第165話 キズナリストで行える魔法

 キズナリストで行える魔法……というのは、俺はまったく知らない。


「さっきも言ったけど、キズナリストは特殊すぎるためにあまり研究が進んでいない。

 だから知られている魔法というのも少ないんだ」


 黒板に書き連ねられる効果を眺める。

 知っているものと……知らないのもある。


「みんなが一番使っているのが交信だろう。

 キズナリストの相手を連絡を取れる便利な手段だ」


 この世界、電話もない割には手紙も全く見かけないなと思ったら、そんな機能が存在していたのか。

 いわゆるゲームのチャット機能とか通話機能だよな。

 ちらりとシオンを窺う。俺の視線に気付いた彼女は、首元の02と刻まれた数字をトントンと突きながら「何かしたらパパに言いつけるから」と口角を吊り上げる。何もしないから脅さないでほしい。


 というか、以前の戦いでゴーレムを経由して通話してたのは……ってあそこはキズナリストを交換していなかったのか。

 もしクエストをパーティーで行う場合は、キズナリストを結ぶのが必至になるかもしれない。俺は結ばないが。


「次は冒険者に人気の魔法だね。キズナ召喚!

 自身の魔力をすべて消費することで、キズナリストの相手を呼び出すことができる」


 ギルドで昇格試験を受けた時に、センとナナが使っていたものだな。


「これによって戦略の幅が大きく広がったと言われているよ。

 ただし、魔力消費量の問題もあるし、何より召喚時に相手が了承しないと不発になる。事前に伝えておくことが必要だ」


 一方的に呼び出せるわけじゃないらしい。まあいきなり呼ばれるものだったら迷惑極まりないか。

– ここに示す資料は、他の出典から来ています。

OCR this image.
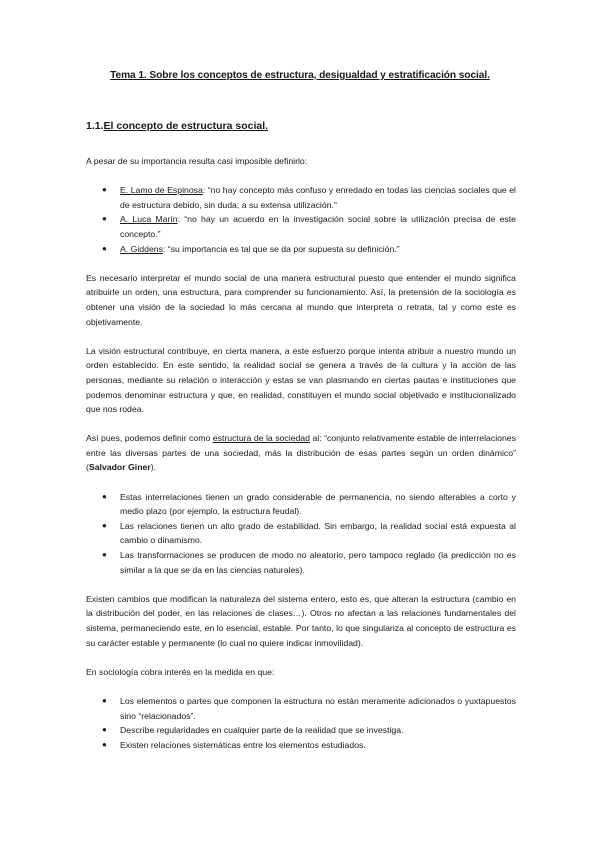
Tema 1. Sobre los conceptos de estructura, desigualdad y estratificación social.
1.1.El concepto de estructura social.

A pesar de su importancia resulta casi imposible definirlo:

● E. Lamo de Espinosa: “no hay concepto más confuso y enredado en todas las ciencias sociales que el de estructura debido, sin duda, a su extensa utilización.”
● A. Luca Marín: “no hay un acuerdo en la investigación social sobre la utilización precisa de este concepto.”
● A. Giddens: “su importancia es tal que se da por supuesta su definición.”

Es necesario interpretar el mundo social de una manera estructural puesto que entender el mundo significa atribuirle un orden, una estructura, para comprender su funcionamiento. Así, la pretensión de la sociología es obtener una visión de la sociedad lo más cercana al mundo que interpreta o retrata, tal y como este es objetivamente.

La visión estructural contribuye, en cierta manera, a este esfuerzo porque intenta atribuir a nuestro mundo un orden establecido. En este sentido, la realidad social se genera a través de la cultura y la acción de las personas, mediante su relación o interacción y estas se van plasmando en ciertas pautas e instituciones que podemos denominar estructura y que, en realidad, constituyen el mundo social objetivado e institucionalizado que nos rodea.

Así pues, podemos definir como estructura de la sociedad al: “conjunto relativamente estable de interrelaciones entre las diversas partes de una sociedad, más la distribución de esas partes según un orden dinámico” (Salvador Giner).

● Estas interrelaciones tienen un grado considerable de permanencia, no siendo alterables a corto y medio plazo (por ejemplo, la estructura feudal).
● Las relaciones tienen un alto grado de estabilidad. Sin embargo, la realidad social está expuesta al cambio o dinamismo.
● Las transformaciones se producen de modo no aleatorio, pero tampoco reglado (la predicción no es similar a la que se da en las ciencias naturales).

Existen cambios que modifican la naturaleza del sistema entero, esto es, que alteran la estructura (cambio en la distribución del poder, en las relaciones de clases…). Otros no afectan a las relaciones fundamentales del sistema, permaneciendo este, en lo esencial, estable. Por tanto, lo que singulariza al concepto de estructura es su carácter estable y permanente (lo cual no quiere indicar inmovilidad).

En sociología cobra interés en la medida en que:

● Los elementos o partes que componen la estructura no están meramente adicionados o yuxtapuestos sino “relacionados”.
● Describe regularidades en cualquier parte de la realidad que se investiga.
● Existen relaciones sistemáticas entre los elementos estudiados.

「他には特殊なものとして、キズナアビリティと祝福ギフトがある」


 知っているのと、知らないの。


「キズナアビリティは俗称で、正式な名前はない。

 アビリティを持つ人たちの中には、相手と似たような名前のものがある。それはキズナリストを結んだうえで一緒に使うととんでもない力を発揮するらしい」


 見る機会が少ないために知る人も少ないと思っていたが、授業で教えるくらいには知れ渡っていたのか。俺も風のうわさで聞いた程度だったけど。


「君たちがアビリティを手に入れて、名前の似たアビリティを持つ人をみかけたら積極的にキズナリストを結んでいくことをすすめるよ」


 教員が俺にウィンクしてきた。ほっとけ。


「最後に祝福だね。人生に一度あるかないかのアビリティだ」


 聞いたこともないし、レア度が人生レベルかよ。


「研究者によれば、アビリティ欄にいつの間にか現れているらしい。

 使用すると、何かしらステータスに素敵な影響を及ぼすとか。

 確認された事例が少数の為にパターンは分からないみたいだね。

 ただ、研究者曰く「神から与えられるご褒美」だそうだ」


 そんなに希少なものを何度か確認できてるのがすごいわ。

 この世界の人口で考えたら結構出やすいみたいなことないのだろうか。


 ……まあ、出てこない以上、関係のないおまけである。

 いや、よく考えたら、召喚されたときに貰ったアビリティがそれか。めっちゃ身近にあったわ。


 大きな鐘の音が教室に響く。


「よし、今日はここまで。みんなもどんどんキズナリストを結んでいこう」


 教員が教室を出ていく。

 キズナリストは、フレンド機能としていくつか特典と呼べそうな魔法があるが、ともかく他者と関わるものばかり。

 やはり現状ではぼっちに必要ないものだ。

 キズナリストを研究してる人にもっと予算をあげてください。